"The Confederate monument on the Grayson County (Texas) courtyard was erected before any Confederate memorial in the South (1896). There is a reason it is cast in gray granite. It is not only because gray was the South's colors. In order to honor all Southern soldiers, black and white, gray was the most appropriate color. Here is hoping that when our unit commemorates its rededication in 1896, that those of the black community will be present to help us honor our heritage."
"Never have I seen a movie or television documentary that had one black Conferderate in uniform fighting for the South in the War Between the States. What has become of more than 93,000 black Confederates seems to be tucked away in the official records, old textbooks, and out-of-print books....In the Union army, blacks were always segregated into separate groups apart from white soldiers (54th Massachusetts/1st South Carolina) and received a much lower pay. In the Confederate army, the blacks were mixed in and were a part of the white units, receiving equal pay. The erroneous premise that the South was fighting to keep blacks enslaved does not make much sense because then you have to admit that black soldiers were fighting to keep their black brothers and sisters in bondage."
"In September of 1862, Lee's Army of Northern Virginia was on its way to Sharpsburg, Maryland and nearby Antietam Creek...Their gray columns advanced to liberate a state that had lost its constitutional rights [note that!] the year before when Lincoln had some 37,000 white Marylanders arrested [note that!] and un-Constitutionally suspended the writ of habeus corpus in that state [note that]."

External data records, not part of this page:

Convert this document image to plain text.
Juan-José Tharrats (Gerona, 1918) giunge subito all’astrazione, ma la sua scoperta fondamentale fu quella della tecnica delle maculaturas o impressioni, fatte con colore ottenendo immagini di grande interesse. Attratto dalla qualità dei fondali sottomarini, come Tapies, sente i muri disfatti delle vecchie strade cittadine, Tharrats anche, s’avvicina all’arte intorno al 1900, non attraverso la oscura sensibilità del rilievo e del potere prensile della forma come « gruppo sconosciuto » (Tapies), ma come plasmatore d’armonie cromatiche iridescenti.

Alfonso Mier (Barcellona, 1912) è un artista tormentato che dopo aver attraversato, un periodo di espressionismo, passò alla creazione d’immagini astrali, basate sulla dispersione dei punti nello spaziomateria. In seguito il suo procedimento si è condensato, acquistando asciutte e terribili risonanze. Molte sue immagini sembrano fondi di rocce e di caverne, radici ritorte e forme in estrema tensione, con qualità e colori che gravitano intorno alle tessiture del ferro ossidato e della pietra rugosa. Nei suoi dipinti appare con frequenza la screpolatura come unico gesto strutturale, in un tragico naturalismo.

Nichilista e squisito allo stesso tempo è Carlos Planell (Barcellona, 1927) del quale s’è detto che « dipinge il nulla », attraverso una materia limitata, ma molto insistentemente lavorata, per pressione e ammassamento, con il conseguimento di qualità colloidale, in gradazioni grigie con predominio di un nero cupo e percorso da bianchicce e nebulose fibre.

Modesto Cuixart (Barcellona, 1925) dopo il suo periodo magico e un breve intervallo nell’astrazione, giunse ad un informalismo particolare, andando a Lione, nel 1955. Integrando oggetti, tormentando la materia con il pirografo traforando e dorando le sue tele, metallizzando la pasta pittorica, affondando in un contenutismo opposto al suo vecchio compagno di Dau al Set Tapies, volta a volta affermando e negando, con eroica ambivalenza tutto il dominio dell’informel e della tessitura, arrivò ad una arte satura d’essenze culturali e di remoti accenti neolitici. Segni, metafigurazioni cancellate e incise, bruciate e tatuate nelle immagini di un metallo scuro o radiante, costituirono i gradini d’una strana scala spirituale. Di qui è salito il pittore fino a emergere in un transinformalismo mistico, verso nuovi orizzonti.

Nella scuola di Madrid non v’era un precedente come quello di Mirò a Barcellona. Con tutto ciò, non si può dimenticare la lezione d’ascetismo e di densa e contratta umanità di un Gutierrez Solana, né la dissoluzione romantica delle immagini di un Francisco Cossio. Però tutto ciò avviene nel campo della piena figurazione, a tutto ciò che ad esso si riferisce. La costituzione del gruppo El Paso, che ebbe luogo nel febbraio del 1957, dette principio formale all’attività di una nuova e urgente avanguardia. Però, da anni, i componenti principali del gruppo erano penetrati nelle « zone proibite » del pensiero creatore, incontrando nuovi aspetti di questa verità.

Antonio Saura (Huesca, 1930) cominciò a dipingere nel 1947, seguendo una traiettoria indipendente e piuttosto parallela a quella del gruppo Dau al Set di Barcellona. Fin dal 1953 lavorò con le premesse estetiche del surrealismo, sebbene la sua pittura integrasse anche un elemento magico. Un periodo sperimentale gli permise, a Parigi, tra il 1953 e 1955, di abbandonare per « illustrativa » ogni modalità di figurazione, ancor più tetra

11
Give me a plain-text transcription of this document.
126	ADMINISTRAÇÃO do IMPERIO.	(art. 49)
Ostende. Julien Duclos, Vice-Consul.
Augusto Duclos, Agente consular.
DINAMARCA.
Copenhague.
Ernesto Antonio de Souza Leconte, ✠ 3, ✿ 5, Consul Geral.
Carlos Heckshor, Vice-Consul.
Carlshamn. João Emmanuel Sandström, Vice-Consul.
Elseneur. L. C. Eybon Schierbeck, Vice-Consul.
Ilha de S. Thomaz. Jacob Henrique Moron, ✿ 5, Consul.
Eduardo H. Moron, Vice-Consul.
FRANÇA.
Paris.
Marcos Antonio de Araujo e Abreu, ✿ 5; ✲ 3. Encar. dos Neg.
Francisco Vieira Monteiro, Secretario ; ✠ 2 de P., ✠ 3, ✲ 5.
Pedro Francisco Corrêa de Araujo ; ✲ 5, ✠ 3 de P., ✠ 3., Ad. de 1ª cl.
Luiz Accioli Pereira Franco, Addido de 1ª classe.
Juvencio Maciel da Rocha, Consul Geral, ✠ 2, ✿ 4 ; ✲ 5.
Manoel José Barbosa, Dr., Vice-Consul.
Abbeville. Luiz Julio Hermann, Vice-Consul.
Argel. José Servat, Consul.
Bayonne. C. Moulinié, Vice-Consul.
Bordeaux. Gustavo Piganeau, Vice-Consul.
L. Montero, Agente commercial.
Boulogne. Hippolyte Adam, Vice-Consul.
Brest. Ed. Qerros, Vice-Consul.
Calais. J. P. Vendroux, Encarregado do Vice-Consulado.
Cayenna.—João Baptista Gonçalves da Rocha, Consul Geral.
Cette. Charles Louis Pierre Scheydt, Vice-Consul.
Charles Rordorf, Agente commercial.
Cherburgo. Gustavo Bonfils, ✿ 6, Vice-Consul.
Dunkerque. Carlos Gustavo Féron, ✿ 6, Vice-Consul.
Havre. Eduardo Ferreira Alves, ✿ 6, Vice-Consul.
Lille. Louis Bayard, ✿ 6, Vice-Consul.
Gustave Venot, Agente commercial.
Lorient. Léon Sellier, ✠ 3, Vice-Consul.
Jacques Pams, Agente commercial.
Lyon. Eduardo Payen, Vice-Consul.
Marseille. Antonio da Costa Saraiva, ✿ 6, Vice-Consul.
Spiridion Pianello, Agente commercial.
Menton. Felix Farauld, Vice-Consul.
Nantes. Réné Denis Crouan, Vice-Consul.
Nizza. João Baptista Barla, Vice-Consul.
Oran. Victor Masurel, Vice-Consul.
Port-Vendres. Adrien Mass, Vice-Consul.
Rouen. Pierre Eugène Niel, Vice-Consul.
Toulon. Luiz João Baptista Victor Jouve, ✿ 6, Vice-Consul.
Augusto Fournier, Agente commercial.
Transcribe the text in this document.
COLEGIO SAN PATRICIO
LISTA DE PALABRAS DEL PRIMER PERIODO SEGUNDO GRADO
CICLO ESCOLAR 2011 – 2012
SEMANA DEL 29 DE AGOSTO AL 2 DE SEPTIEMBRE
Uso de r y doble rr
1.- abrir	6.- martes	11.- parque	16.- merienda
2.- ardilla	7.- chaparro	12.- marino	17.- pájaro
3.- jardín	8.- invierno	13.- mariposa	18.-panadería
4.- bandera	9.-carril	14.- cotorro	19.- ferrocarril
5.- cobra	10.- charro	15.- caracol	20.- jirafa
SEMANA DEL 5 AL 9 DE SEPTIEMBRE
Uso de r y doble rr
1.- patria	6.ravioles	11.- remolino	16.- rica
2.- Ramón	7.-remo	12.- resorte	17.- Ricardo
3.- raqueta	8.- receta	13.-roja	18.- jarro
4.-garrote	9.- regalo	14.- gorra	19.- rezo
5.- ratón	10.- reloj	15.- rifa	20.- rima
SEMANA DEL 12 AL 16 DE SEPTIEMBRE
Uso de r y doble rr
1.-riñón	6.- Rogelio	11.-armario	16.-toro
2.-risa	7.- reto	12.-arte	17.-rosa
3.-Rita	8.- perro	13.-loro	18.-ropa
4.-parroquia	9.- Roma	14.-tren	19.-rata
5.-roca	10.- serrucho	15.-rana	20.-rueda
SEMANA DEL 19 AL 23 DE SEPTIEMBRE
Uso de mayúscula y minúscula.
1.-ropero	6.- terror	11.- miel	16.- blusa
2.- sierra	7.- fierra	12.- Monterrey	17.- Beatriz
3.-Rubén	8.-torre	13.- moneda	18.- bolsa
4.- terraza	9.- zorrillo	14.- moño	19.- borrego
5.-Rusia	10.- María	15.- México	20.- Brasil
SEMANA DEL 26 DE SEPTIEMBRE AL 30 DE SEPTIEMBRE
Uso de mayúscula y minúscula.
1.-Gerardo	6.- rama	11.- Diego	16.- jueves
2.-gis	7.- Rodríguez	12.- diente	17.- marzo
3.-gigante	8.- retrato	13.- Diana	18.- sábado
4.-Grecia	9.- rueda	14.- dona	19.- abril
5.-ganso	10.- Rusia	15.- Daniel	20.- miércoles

That's Slick Willy's administration. That was FDR's
administration.
They got it from Abe Lincoln.
"As they proceeded closer to an encounter with the Union troops, Louis Stiner, M.D., inspector of the U.S. sanitary commission in Frederick, Maryland, wrote down his observations. The most liberal calculation could not give them more than sixty-four thousand men. Over three thousand Negroes must be included in this number. They were supplied in many instances with knapsacks, haversacks, canteens, and were manifestly an integral portion of the Southern Confederate Army. They were seen riding on horses and mules, driving wagons, in ambulances, and with the staff of generals."
"What ensued was the bloodiest one day battle of the War Between the States: Antietam. The lives lost on both sides numbered almost 23,000. And who knows how many of the three thousand black troops fought valiantly for God, country, and heritage? I doubt I will ever see a movie with black Confederates, but, my friend, they most certainly were there."
But you won't find them on CBS, NBC, documentaries, CNN, Life, Time, Newsweek, and other biased, prejudiced news media outlets. You'll only find them in history. Real "Black History."